A new memo from Sessions instructs prosecutors to “charge and pursue the most serious offense” in any given case, which will likely lead to longer prison sentencing, The Washington Times reports.
The document effectively nullifies former Attorney General Eric Holder’s policy to be “smart on crime” to mitigate excessively harsh penalties for nonviolent offenses, like drug possession, the report said.
“Unlike [the] previous charging memorandum, I have given our prosecutors discretion to avoid sentences that would result in injustice,” Sessions said at a Friday news conference on the guidance.

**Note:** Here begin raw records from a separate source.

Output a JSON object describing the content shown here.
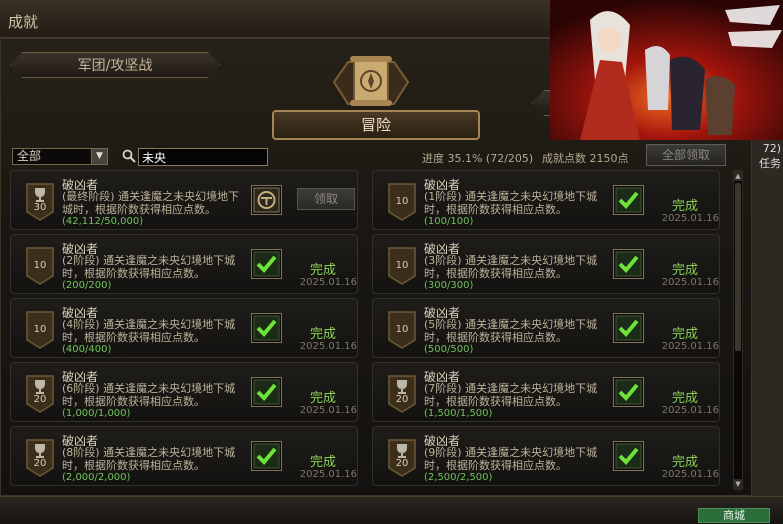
{
  "window": {
    "title": "成就"
  },
  "tabs": {
    "guild_tab": "军团/攻坚战",
    "adventure_tab": "冒险"
  },
  "toolbar": {
    "filter_value": "全部",
    "search_value": "未央",
    "progress_text": "进度  35.1%  (72/205)",
    "points_text": "成就点数  2150点",
    "claim_all_label": "全部领取"
  },
  "achievements": [
    {
      "name": "破凶者",
      "desc": "(最终阶段) 通关逢魔之未央幻境地下城时，根据阶数获得相应点数。",
      "count": "(42,112/50,000)",
      "points": "30",
      "status": "",
      "date": "",
      "claim": "领取",
      "trophy": true
    },
    {
      "name": "破凶者",
      "desc": "(1阶段) 通关逢魔之未央幻境地下城时，根据阶数获得相应点数。",
      "count": "(100/100)",
      "points": "10",
      "status": "完成",
      "date": "2025.01.16",
      "claim": "",
      "trophy": false
    },
    {
      "name": "破凶者",
      "desc": "(2阶段) 通关逢魔之未央幻境地下城时，根据阶数获得相应点数。",
      "count": "(200/200)",
      "points": "10",
      "status": "完成",
      "date": "2025.01.16",
      "claim": "",
      "trophy": false
    },
    {
      "name": "破凶者",
      "desc": "(3阶段) 通关逢魔之未央幻境地下城时，根据阶数获得相应点数。",
      "count": "(300/300)",
      "points": "10",
      "status": "完成",
      "date": "2025.01.16",
      "claim": "",
      "trophy": false
    },
    {
      "name": "破凶者",
      "desc": "(4阶段) 通关逢魔之未央幻境地下城时，根据阶数获得相应点数。",
      "count": "(400/400)",
      "points": "10",
      "status": "完成",
      "date": "2025.01.16",
      "claim": "",
      "trophy": false
    },
    {
      "name": "破凶者",
      "desc": "(5阶段) 通关逢魔之未央幻境地下城时，根据阶数获得相应点数。",
      "count": "(500/500)",
      "points": "10",
      "status": "完成",
      "date": "2025.01.16",
      "claim": "",
      "trophy": false
    },
    {
      "name": "破凶者",
      "desc": "(6阶段) 通关逢魔之未央幻境地下城时，根据阶数获得相应点数。",
      "count": "(1,000/1,000)",
      "points": "20",
      "status": "完成",
      "date": "2025.01.16",
      "claim": "",
      "trophy": true
    },
    {
      "name": "破凶者",
      "desc": "(7阶段) 通关逢魔之未央幻境地下城时，根据阶数获得相应点数。",
      "count": "(1,500/1,500)",
      "points": "20",
      "status": "完成",
      "date": "2025.01.16",
      "claim": "",
      "trophy": true
    },
    {
      "name": "破凶者",
      "desc": "(8阶段) 通关逢魔之未央幻境地下城时，根据阶数获得相应点数。",
      "count": "(2,000/2,000)",
      "points": "20",
      "status": "完成",
      "date": "2025.01.16",
      "claim": "",
      "trophy": true
    },
    {
      "name": "破凶者",
      "desc": "(9阶段) 通关逢魔之未央幻境地下城时，根据阶数获得相应点数。",
      "count": "(2,500/2,500)",
      "points": "20",
      "status": "完成",
      "date": "2025.01.16",
      "claim": "",
      "trophy": true
    }
  ],
  "sidebar": {
    "text_1": "72)",
    "text_2": "任务"
  },
  "bottombar": {
    "shop_label": "商城"
  },
  "colors": {
    "complete_green": "#8ad15a",
    "count_green": "#6fc35c",
    "gold_border": "#a48554"
  },
  "icons": {
    "check": "check-icon",
    "trophy": "trophy-icon",
    "search": "search-icon",
    "reward_box": "reward-box-icon"
  }
}
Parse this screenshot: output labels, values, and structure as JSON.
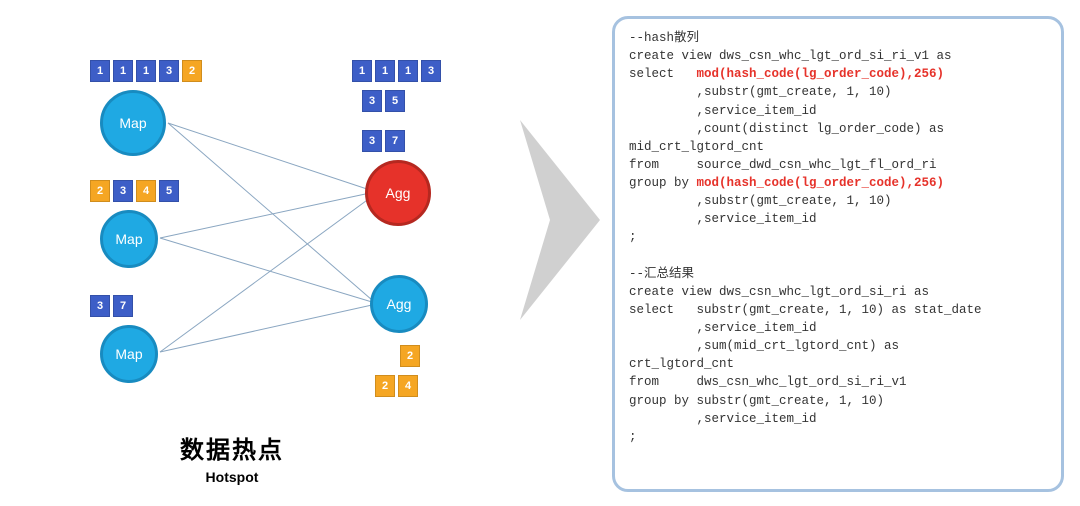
{
  "diagram": {
    "nodes": {
      "map1": "Map",
      "map2": "Map",
      "map3": "Map",
      "agg1": "Agg",
      "agg2": "Agg"
    },
    "chip_rows": {
      "map1_top": [
        {
          "val": "1",
          "color": "blue"
        },
        {
          "val": "1",
          "color": "blue"
        },
        {
          "val": "1",
          "color": "blue"
        },
        {
          "val": "3",
          "color": "blue"
        },
        {
          "val": "2",
          "color": "orange"
        }
      ],
      "map2_top": [
        {
          "val": "2",
          "color": "orange"
        },
        {
          "val": "3",
          "color": "blue"
        },
        {
          "val": "4",
          "color": "orange"
        },
        {
          "val": "5",
          "color": "blue"
        }
      ],
      "map3_top": [
        {
          "val": "3",
          "color": "blue"
        },
        {
          "val": "7",
          "color": "blue"
        }
      ],
      "agg1_top1": [
        {
          "val": "1",
          "color": "blue"
        },
        {
          "val": "1",
          "color": "blue"
        },
        {
          "val": "1",
          "color": "blue"
        },
        {
          "val": "3",
          "color": "blue"
        }
      ],
      "agg1_top2": [
        {
          "val": "3",
          "color": "blue"
        },
        {
          "val": "5",
          "color": "blue"
        }
      ],
      "agg1_top3": [
        {
          "val": "3",
          "color": "blue"
        },
        {
          "val": "7",
          "color": "blue"
        }
      ],
      "agg2_bot1": [
        {
          "val": "2",
          "color": "orange"
        }
      ],
      "agg2_bot2": [
        {
          "val": "2",
          "color": "orange"
        },
        {
          "val": "4",
          "color": "orange"
        }
      ]
    },
    "caption_cn": "数据热点",
    "caption_en": "Hotspot"
  },
  "code": {
    "block1_comment": "--hash散列",
    "block1_line1": "create view dws_csn_whc_lgt_ord_si_ri_v1 as",
    "block1_line2a": "select   ",
    "block1_line2b_red": "mod(hash_code(lg_order_code),256)",
    "block1_line3": "         ,substr(gmt_create, 1, 10)",
    "block1_line4": "         ,service_item_id",
    "block1_line5": "         ,count(distinct lg_order_code) as",
    "block1_line6": "mid_crt_lgtord_cnt",
    "block1_line7": "from     source_dwd_csn_whc_lgt_fl_ord_ri",
    "block1_line8a": "group by ",
    "block1_line8b_red": "mod(hash_code(lg_order_code),256)",
    "block1_line9": "         ,substr(gmt_create, 1, 10)",
    "block1_line10": "         ,service_item_id",
    "block1_line11": ";",
    "block2_comment": "--汇总结果",
    "block2_line1": "create view dws_csn_whc_lgt_ord_si_ri as",
    "block2_line2": "select   substr(gmt_create, 1, 10) as stat_date",
    "block2_line3": "         ,service_item_id",
    "block2_line4": "         ,sum(mid_crt_lgtord_cnt) as",
    "block2_line5": "crt_lgtord_cnt",
    "block2_line6": "from     dws_csn_whc_lgt_ord_si_ri_v1",
    "block2_line7": "group by substr(gmt_create, 1, 10)",
    "block2_line8": "         ,service_item_id",
    "block2_line9": ";"
  }
}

Sessions seems to equate going easy on mandatory minimum sentences with “injustice.”
“The most serious offenses are those that carry the most substantial guidelines sentence, including mandatory minimum sentences,” Sessions wrote in a memo on the new guidance.
Mandatory minimums are a one-size-fits all sentencing policy that limits how much discretion judges have in determining sentence lengths. There are many critics of this policy, including one who currently shares the same boss as Sessions: former Texas Governor Rick Perry, current Secretary of the Department of Energy.
“You want to talk about real conservative governance? Shut prisons down. Save that money,” Perry said at the Conservative Political Action Conference (CPAC) in 2014. “Stop the recidivism rates—lower them. That’s what can happen with these drug courts,” he added.
Perry was referring to local drug courts and diversion programs created during his tenure in Texas. “Over the years, I came to see our approach to nonviolent drug offenses as flawed,” Perry explained in a 2015 speech. Instead, the local courts and diversion programs treat “alcoholism and drug addiction as a disease and not a moral failing.” This helped Texas shut down three prisons, he noted.
“Most mandatory minimum sentences apply to drug offenses, but Congress has enacted them for other crimes, including certain gun, pornography, and economic offenses,” according to Families Against Mandatory Minimums.
“Mandatory sentencing laws cause federal and state prison populations to soar, leading to overcrowding, exorbitant costs to taxpayers, and diversion of funds from law enforcement,” the group says on its website.
Sessions’ memo “ignores a rare bipartisan political consensus that has formed around sentencing reform efforts,” Holder replied in a statement on Friday, adding that it was an “absurd reversal” motivated by individuals who “until now have been relegated to the fringes of this debate.”